Pour lui rien n’était impossible pourvu qu’on sache inlassablement l’expliquer au peuple, et qu’on lui dise la vérité. Ainsi, voici une déclaration de Pierre Mendès France à l’Assemblée nationale après le revers militaire de Cao Bang (1950) en Indochine : « […] Il faut en finir avec des méthodes qui ne relèvent ni de la puissance, ni de l’habileté, ni de la force, ni de la politique, avec une action constamment velléitaire, équivoque, hésitante, et dont la faillite était éclatante, longtemps avant les difficultés militaires de ces derniers jours. En vérité, il faut choisir entre deux solutions également difficiles mais qui sont les seules vraiment qu’on puisse défendre à cette tribune sans mentir…. La première consiste à réaliser nos objectifs en Indochine par le moyen de la force militaire. Si nous la choisissons, évitons enfin les illusions et les mensonges pieux. Il nous faut pour obtenir rapidement des succès militaires décisifs, trois fois plus d’effectifs et trois fois plus de crédits ; et il nous les faut très vite... L’autre solution consiste à rechercher un accord politique, un accord évidemment avec ceux qui nous combattent. Sans doute, ne sera-ce pas facile… Un accord, cela signifie des concessions, de larges concessions, sans aucun doute plus importantes que celles qui auraient été suffisantes naguère. Et l’écart qui séparera les pertes maintenant inéluctables et celles qui auraient suffi voici trois ou quatre ans mesurera le prix que nous payerons pour nos erreurs impardonnables… », Journal officiel, 1950 Ces propos, liés à un conflit auquel il mettra provisoirement un terme, résume parfaitement le courage en politique. Mendès allie la lucidité et la franchise. Autant de vertus que notre société ne supporte plus, que les gens qui comptent exècrent, que les médias oublient au nom d’un parti pris absolu, que les élus ne veulent plus entendre. Il faut la fermer pour être heureux !

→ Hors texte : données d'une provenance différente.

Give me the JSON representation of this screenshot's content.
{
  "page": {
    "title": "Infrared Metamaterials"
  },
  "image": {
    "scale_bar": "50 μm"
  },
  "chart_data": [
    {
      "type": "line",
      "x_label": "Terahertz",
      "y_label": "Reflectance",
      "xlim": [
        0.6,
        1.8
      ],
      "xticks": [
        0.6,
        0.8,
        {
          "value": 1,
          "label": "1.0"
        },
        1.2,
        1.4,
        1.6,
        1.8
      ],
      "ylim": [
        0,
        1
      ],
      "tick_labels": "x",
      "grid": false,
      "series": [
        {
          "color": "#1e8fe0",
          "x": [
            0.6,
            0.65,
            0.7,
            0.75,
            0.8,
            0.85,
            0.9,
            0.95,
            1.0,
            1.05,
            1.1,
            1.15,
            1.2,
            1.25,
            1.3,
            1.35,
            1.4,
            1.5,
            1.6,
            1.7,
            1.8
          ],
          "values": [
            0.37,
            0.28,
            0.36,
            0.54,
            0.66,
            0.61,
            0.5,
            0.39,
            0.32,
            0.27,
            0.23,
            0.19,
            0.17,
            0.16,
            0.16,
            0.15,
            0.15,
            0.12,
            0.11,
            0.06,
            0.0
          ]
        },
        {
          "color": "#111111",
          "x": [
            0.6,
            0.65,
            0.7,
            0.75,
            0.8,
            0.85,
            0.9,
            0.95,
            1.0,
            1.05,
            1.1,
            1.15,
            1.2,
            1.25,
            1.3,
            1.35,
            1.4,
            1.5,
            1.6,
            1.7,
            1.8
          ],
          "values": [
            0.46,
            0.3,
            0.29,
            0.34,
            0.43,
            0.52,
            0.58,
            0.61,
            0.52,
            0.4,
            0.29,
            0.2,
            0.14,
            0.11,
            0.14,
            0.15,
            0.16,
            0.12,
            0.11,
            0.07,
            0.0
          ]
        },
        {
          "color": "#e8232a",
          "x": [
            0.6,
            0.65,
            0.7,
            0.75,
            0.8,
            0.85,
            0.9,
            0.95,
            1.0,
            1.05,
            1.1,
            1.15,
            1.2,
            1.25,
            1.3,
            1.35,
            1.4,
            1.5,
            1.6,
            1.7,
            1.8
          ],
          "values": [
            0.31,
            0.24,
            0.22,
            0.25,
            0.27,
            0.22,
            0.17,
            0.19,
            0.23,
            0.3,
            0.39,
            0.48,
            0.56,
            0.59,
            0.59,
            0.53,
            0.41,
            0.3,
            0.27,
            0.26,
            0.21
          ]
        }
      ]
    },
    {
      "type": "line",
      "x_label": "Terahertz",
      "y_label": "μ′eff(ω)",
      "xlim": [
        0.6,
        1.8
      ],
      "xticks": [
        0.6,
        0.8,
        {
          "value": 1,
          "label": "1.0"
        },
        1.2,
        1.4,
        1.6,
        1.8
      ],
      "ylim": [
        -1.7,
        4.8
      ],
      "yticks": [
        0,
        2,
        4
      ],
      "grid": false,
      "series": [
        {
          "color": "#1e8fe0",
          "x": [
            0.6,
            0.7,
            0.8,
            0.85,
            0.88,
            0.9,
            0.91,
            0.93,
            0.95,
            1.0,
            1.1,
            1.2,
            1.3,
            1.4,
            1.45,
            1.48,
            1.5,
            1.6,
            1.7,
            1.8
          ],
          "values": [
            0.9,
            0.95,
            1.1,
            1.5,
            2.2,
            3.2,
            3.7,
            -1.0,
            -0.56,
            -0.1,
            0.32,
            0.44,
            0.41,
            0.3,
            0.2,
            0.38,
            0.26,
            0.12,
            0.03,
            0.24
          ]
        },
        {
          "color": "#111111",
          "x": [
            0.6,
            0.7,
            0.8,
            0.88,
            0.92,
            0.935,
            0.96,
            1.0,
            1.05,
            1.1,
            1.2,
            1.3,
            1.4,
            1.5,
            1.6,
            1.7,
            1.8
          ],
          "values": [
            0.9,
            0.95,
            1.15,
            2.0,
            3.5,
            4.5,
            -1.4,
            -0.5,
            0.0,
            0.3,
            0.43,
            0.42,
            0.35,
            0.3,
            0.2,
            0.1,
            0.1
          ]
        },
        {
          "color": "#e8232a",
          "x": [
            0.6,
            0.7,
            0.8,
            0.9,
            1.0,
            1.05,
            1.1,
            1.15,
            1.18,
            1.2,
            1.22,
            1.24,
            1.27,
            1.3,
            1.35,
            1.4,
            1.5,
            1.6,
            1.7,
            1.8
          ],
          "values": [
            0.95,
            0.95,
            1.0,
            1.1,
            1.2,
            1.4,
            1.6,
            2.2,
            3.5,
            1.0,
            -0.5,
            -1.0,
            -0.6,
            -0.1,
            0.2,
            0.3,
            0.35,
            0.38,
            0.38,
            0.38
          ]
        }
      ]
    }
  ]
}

De réunions en réunions, j’affirme que les deux réformes en cours, traitant des collectivités territoriales, conduiront à la perte de la République telle que nous la connaissons, mais c’est souvent avec ironie, indifférence ou même mépris que les auditoires répondent. Ils ne croient pas les « oiseaux de mauvais augure » qui annoncent une première année 2011 terrible financièrement pour le Pays et ensuite, dès la réélection de qui vous savez, un plan d’austérité sans pareil, suivi d’un verrouillage institutionnel méthodique de toute forme d’opposition. Dire la vérité dans ce monde, c’est s’exposer à d’inévitables représailles, à une féroce jalousie et plus encore à une recherche effrénée des raisons pour lesquelles vous tentez de vous mettre en avant. Seulement « parler vrai » devient suspect ! On a d’autant plus d’ambitions qu’on la ramène!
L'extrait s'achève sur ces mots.